Ivy unravelled at bedtime into one of her tantrums. The house seemed swollen for a while with her loud weeping and accusations. — I can’t sleep in this dirty old bed. All the springs are sticking up through the mattress: look at these scratches on my legs. It’s like a torture chamber! I want a bedroom of my own. You never think about me, do you? You only love Arthur. I want to go home to Daddy! Other children get taken on real holidays, in aeroplanes. I hate it here! I wish I was dead. I’m so bored! There’s nothing to do.
— Yeah, it’s boring, said Arthur, backing her up reliably.
— It’s so boring without any computer.
Alice tried to explain why it was good for them to be away from computers, using their own imaginations. Fran was cajoling and calm until she suddenly lost patience and slapped Ivy hard on the legs and shouted at her, making everything worse, telling her she’d had it up to here, and that Ivy was driving her round the bend with her selfishness and behaviour like a spoiled brat. Alice gave Fran one maddening look with her eyes full of feeling, at once disappointed in her and sympathetic. — The children are both overtired, Fran said defiantly when she arrived downstairs, hot-faced with her own outrage and ashamed. — It’s probably a bit of heatstroke too. I forgot to make them put on their hats.

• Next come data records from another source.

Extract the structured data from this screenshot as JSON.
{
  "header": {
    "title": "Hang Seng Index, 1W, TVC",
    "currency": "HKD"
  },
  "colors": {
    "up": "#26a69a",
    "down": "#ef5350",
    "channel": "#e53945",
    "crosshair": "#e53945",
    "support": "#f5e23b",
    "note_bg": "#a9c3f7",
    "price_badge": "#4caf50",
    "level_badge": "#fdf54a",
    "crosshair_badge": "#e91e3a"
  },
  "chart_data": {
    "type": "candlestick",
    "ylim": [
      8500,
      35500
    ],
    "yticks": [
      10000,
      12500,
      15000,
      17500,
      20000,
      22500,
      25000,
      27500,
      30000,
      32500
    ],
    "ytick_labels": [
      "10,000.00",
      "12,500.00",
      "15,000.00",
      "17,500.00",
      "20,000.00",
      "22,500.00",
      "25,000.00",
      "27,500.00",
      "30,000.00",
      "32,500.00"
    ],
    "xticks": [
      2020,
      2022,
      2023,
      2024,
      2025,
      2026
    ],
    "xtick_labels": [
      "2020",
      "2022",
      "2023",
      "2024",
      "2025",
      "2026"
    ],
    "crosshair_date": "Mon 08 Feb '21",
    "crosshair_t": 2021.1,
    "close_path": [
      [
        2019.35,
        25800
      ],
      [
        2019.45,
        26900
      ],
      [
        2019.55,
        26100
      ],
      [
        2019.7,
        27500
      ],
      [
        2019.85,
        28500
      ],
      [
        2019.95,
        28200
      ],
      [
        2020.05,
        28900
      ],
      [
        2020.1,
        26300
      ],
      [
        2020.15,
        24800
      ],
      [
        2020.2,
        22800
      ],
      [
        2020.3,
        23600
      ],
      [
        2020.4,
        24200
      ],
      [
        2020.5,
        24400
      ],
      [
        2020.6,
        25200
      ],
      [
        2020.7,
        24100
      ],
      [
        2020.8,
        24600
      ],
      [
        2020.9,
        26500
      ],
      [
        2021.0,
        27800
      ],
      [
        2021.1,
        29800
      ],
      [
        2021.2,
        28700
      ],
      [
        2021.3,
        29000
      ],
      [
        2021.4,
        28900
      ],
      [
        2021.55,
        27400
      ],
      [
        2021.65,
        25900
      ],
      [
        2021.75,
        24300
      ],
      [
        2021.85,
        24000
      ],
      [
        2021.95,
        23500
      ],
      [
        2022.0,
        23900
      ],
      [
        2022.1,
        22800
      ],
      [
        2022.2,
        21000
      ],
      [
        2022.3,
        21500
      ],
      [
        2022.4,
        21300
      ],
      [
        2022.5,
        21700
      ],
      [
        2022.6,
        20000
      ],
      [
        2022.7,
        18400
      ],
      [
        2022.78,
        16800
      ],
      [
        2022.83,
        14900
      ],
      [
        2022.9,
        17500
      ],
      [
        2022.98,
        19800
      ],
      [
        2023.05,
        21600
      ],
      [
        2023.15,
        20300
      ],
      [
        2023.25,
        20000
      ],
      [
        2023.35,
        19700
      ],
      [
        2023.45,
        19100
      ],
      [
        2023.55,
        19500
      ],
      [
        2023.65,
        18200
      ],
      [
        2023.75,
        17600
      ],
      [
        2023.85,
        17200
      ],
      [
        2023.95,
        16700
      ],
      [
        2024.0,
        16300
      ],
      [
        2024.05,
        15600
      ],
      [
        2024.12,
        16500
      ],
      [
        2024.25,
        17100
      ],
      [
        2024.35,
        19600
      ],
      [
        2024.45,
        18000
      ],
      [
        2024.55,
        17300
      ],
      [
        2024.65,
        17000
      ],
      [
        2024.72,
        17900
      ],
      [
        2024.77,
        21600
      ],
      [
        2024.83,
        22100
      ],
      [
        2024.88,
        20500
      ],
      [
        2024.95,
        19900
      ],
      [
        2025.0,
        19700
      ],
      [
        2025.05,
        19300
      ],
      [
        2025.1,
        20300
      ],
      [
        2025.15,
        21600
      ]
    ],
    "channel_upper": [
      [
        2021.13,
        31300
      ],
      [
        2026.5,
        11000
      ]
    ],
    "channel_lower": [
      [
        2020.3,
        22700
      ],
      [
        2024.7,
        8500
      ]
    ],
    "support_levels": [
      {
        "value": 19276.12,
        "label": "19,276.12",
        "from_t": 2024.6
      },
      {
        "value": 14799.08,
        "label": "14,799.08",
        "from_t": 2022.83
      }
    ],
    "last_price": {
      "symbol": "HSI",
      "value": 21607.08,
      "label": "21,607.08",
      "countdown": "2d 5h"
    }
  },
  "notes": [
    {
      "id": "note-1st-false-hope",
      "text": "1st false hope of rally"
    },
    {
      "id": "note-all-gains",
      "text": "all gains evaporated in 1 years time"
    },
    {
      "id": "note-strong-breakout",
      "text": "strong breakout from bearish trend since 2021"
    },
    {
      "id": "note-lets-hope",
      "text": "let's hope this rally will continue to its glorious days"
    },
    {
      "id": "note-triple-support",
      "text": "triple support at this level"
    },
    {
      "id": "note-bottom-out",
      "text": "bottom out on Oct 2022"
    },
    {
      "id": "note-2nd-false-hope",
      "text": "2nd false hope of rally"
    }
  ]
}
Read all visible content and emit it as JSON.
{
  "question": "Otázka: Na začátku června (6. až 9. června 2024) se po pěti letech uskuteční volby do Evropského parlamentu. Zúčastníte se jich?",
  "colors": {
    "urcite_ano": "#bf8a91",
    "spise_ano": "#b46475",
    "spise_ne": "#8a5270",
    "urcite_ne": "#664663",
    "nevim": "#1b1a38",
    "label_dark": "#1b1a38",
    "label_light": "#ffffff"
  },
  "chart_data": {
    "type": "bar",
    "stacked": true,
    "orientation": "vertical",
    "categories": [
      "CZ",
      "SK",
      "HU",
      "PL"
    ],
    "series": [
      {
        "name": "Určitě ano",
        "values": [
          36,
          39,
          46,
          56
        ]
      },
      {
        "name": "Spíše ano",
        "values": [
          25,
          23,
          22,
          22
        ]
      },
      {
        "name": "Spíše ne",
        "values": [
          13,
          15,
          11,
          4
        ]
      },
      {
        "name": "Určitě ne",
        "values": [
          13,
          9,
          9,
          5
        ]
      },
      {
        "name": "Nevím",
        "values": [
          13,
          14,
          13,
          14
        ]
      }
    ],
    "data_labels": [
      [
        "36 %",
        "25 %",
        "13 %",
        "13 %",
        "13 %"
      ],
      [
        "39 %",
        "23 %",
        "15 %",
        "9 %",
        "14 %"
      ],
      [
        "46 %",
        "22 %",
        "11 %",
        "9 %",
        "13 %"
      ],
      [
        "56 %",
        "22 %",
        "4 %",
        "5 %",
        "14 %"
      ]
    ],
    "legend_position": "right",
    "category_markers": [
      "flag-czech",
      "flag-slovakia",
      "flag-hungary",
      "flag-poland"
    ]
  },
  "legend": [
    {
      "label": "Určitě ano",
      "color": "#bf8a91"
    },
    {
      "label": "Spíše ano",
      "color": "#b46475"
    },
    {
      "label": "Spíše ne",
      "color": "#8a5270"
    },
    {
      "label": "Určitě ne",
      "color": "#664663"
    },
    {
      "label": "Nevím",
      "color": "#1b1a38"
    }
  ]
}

The other adults looked incredulous, aghast at the loud grief turning the stone walls of the house to paper. They didn’t say anything, but of course each was thinking that they’d never allow any child of theirs to carry on that way. Fran asked herself furiously what any of them knew about bringing up children? Roland had hardly been tested with Molly, who was a docile pudding of a baby, whereas Ivy was a traitor knotted in her mother’s chest, devouring her. Fran blamed Jeff; in fact she wanted to phone Jeff this minute and tell him about it, while her injury was still fresh. She shouldn’t have lost her temper, though. While she sat on the scullery step with her shoulders rigid and her back to the house, the others crept around in the kitchen behind her, bringing in dishes from the dining table and washing them, exchanging practicalities in low voices, starting up mild jokes which were soon flattened by new blasts of lamenting. Kasim and Molly were play-acting in a kind of dumbshow; she giggled when he threatened her with a skewer from the cutlery drawer. The present was hollowed out as if a birth or a death were taking place upstairs.